Vivre riche
Joël Akafou, Belgium, Burkina Faso and France, 2017, 53 min.
Shot in Abidjan, the nation’s capital, Vivre riche (2017) follows a group of young “brouteurs” as they extort money to white women on dating websites. Crammed into a room, bare-chested, they whisper love notes to their laptops. In-between screens, they have wild parties, discuss their dreams, make calculations, or expose their rationale to their disapproving families. After all, they are merely collecting the colonial debt. Isn’t it fair accounting? For months on end, the painstaking process of seduction goes on. Eyes rivetted on screen, sitting on the floor and cursing bad network: love really is hard work. Akafou’s camera participates in the virtual romances, meticulously observing the blurry silhouettes on screen, fingers typing, golden watches jangling on wrists. With their flamboyant names —Inza “La Haute Bourgeoisie Française”, Rolex “Le Portugais”—, the boys aspire to a mode of alternative social ascension popularized by coupé-décalé.
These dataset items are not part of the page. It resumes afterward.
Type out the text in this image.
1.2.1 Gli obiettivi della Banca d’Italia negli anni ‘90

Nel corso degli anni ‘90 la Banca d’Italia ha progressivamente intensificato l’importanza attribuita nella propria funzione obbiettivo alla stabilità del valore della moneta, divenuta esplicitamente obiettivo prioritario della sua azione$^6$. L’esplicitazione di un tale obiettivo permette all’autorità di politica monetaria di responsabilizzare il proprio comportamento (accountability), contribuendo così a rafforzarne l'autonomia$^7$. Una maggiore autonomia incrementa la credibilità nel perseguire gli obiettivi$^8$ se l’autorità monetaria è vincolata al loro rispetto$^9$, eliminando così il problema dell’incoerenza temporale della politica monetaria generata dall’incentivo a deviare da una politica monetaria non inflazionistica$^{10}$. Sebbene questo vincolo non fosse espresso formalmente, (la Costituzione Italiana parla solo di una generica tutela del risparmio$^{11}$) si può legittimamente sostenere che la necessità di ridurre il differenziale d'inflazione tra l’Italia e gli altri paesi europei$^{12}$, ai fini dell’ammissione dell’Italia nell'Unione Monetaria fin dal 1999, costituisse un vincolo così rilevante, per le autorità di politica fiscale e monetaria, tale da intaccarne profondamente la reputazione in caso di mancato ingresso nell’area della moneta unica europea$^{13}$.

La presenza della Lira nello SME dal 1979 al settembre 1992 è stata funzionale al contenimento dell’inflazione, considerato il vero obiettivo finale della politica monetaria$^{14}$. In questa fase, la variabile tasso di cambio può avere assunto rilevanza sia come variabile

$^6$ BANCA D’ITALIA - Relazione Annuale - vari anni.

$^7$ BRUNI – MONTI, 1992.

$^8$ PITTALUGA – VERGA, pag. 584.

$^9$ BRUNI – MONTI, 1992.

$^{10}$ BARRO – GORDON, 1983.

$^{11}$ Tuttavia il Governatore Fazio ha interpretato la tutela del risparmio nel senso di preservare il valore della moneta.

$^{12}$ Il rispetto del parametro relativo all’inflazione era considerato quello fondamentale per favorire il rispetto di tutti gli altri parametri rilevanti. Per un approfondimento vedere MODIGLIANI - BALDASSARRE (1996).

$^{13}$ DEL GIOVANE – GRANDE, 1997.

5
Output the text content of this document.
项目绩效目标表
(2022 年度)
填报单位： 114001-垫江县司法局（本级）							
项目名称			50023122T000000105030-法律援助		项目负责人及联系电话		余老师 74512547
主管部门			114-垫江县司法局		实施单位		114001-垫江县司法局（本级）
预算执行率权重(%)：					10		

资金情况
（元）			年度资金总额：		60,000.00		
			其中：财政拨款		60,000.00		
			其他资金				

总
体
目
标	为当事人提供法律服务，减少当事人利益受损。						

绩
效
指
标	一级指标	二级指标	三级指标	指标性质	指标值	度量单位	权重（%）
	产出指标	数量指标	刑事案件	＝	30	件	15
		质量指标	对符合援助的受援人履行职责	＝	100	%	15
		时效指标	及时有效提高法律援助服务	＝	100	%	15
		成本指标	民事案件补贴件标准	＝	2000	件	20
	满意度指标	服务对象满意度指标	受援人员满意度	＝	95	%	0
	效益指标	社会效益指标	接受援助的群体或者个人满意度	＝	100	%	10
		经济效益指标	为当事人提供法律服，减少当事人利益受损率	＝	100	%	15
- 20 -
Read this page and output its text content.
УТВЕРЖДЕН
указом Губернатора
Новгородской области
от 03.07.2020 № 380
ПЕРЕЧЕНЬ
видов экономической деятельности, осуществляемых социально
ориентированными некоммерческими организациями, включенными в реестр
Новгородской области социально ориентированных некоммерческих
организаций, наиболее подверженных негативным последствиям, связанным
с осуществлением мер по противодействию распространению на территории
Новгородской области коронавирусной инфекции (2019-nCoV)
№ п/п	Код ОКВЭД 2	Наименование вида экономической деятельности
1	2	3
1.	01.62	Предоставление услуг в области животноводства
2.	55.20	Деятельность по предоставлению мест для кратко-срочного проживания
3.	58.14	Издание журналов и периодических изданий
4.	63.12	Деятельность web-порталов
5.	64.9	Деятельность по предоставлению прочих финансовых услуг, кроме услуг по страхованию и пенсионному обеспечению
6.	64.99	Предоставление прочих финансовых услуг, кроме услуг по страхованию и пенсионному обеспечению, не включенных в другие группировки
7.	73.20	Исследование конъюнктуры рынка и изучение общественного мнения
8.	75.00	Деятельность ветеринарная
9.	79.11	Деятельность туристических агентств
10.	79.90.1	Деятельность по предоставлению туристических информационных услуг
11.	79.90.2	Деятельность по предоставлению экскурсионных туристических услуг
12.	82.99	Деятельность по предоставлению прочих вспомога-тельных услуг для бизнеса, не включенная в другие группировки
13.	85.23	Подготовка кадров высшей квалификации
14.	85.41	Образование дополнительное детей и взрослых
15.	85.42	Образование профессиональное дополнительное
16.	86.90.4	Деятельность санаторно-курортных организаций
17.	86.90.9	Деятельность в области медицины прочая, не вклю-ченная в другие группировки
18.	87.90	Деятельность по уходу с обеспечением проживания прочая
The movement arose in the 2000’s on the nightclub scene at a time of political turmoil in Ivory Coast. It celebrates lavish lifestyle, ostentatious expenditures, of those who made it through cut and run —swindling (“couper” in Ivorian) and running away (“décaler”). Both beguiled and beguiling, the scammers reclaim consumer society, diaspora, colonial racket in an ambivalent form of resistance from within the system. Yet how does one escape mortuary politics without escaping family responsibilities? Akafou’s generous filmmaking follows his protagonists as they navigate these troubled waters, torn between tradition and a refusal to despair.